New UK disclosure rules did not curb CEO pay or improve pay-performance link, but instead led to “opportunistic reporting” for reputation management, finds study by Cambridge Judge Business School and King’s College London.
The first year of new UK disclosure rules did not curb CEO pay or enhance the link between CEO pay and firm performance at FTSE 100 companies, but led instead to “opportunistic reporting for the sake of reputation management,” says a new study from Cambridge Judge Business School and King’s College London.
The study found that in submitting comparative information about pay of CEOs and employees, many big UK companies “self-select” by choosing only certain geographies or types of workers – an invitation to “cherry-picking” which “seriously compromises the reliability” of the comparative disclosure rules.
The study looked at the first-year results of UK disclosure rules that took effect 1 October 2013, which applied to quoted UK companies in financial years ending on or after 30 September 2013.
“Taken together, we question whether the new enhanced disclosure regime is effective in its aim to improve the pay and performance link and curb excessive CEO pay,” says the study. “We conclude that firms engage in impression management by both selectivity in the presentation and content of information.”

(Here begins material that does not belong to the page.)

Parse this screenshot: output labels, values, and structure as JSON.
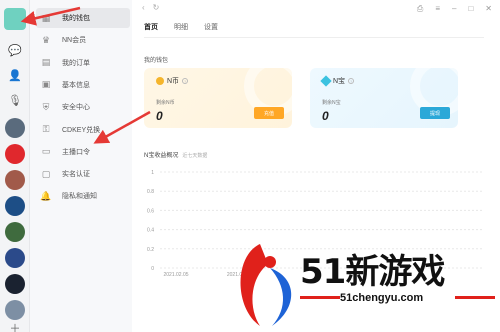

The 2013 regulations entitled, “Large and Medium-sized Companies and Groups” were intended to “restore a stronger, clearer link between pay and performance” and ensure “greater transparency” on pay, according to a Department for Business, Innovation and Skills (BIS) discussion document. There was “compelling evidence of a disconnect between pay and performance in large UK listed companies and the call for action has been loud and clear,” then-business secretary Vince Cable said in 2012.
“We find that the new regulations did not appear to achieve their goal of greater transparency,” says study co-author Dr Jenny Chu of Cambridge Judge Business School. “Companies have such wide discretion as to which employees they include in the comparator information that this disclosure really loses its effectiveness. We also found that in their first year the rules didn’t enhance the link between CEO pay and performance, nor did they reduce the CEO-employee pay discrepancy.”
The study, entitled “Form over substance? An investigation of recent remuneration disclosure changes in the UK”, is authored by Jenny Chu, University Lecturer in Accounting at Cambridge Judge; Aditi Gupta, Lecturer in Accounting at King’s College London and Xing Ge, who worked on the study while attending King’s College London.
The study looked at 91 UK companies (excluding those FTSE 100 firms not incorporated in the UK and thus exempt from the disclosure regulations) over three fiscal years ending in 2014.
On the comparison of CEO pay and other employee pay, the study found that firms had a “high degree of flexibility and variation” in choosing their comparator groups – with only 24 of the 91 firms including employees from all geographic regions and all levels. Some firms chose only an “arbitrary percentage” of employees (such as 40 per cent), or only senior management, or only employees in certain geographic areas such as London.
“We therefore question whether this disclosure truly assesses the issue of widening pay gap,” the study says. “Instead, managers may have opportunistically engaged in reputation management by cherry-picking the group of employees that best serve for comparison. In our opinion, this disclosure falls short in addressing concerns of greater transparency in disclosure of wage inequality.”
The study found that in 2013 the average CEO earned £5.57 million in total (including salary, bonus, benefits and equity pay) with cash pay (salary and cash bonus) of £1.64 million, compared to £4.68 million and £1.57 million, respectively, in the two-year period before the regulations took effect. The ratio of total CEO pay to average employee pay was stable between the pre- and post-regulation periods, from 123.01 to 122.37, the study found.
“We find no evidence that the introduction of the reform had an impact on narrowing the pay gap between CEOs and employees,” the study said, though there was some evidence that appointment of a new CEO shrinks the pay differential.
Companies reported, based on their comparator groups, that employee salary (up 3.64 per cent) and bonuses (up 22.66 per cent) increased at a higher rate than CEO salary (up 0.2 per cent) and bonuses (up 14.03 per cent) before and after the rules took effect; however, the increase in CEO benefits (up 9.5 per cent) was nearly six times that of employees (up 1.6 per cent) – “which may translate to a considerable increase in absolute levels of remuneration,” the study said, adding that this comparison does not include equity-linked pay, a large component of executive pay.
The study also found that firms with prior advisory shareholder votes of dissent on executive pay actually had “less voluntary disclosure, greater pay and higher pay ratios” between CEOs and other employees. This, the researchers said, supports other new rules introduced in 2013 that requires a binding vote on remuneration policy at least every three years, or at the next annual general meeting if the company’s remuneration report fails to achieve a majority advisory vote.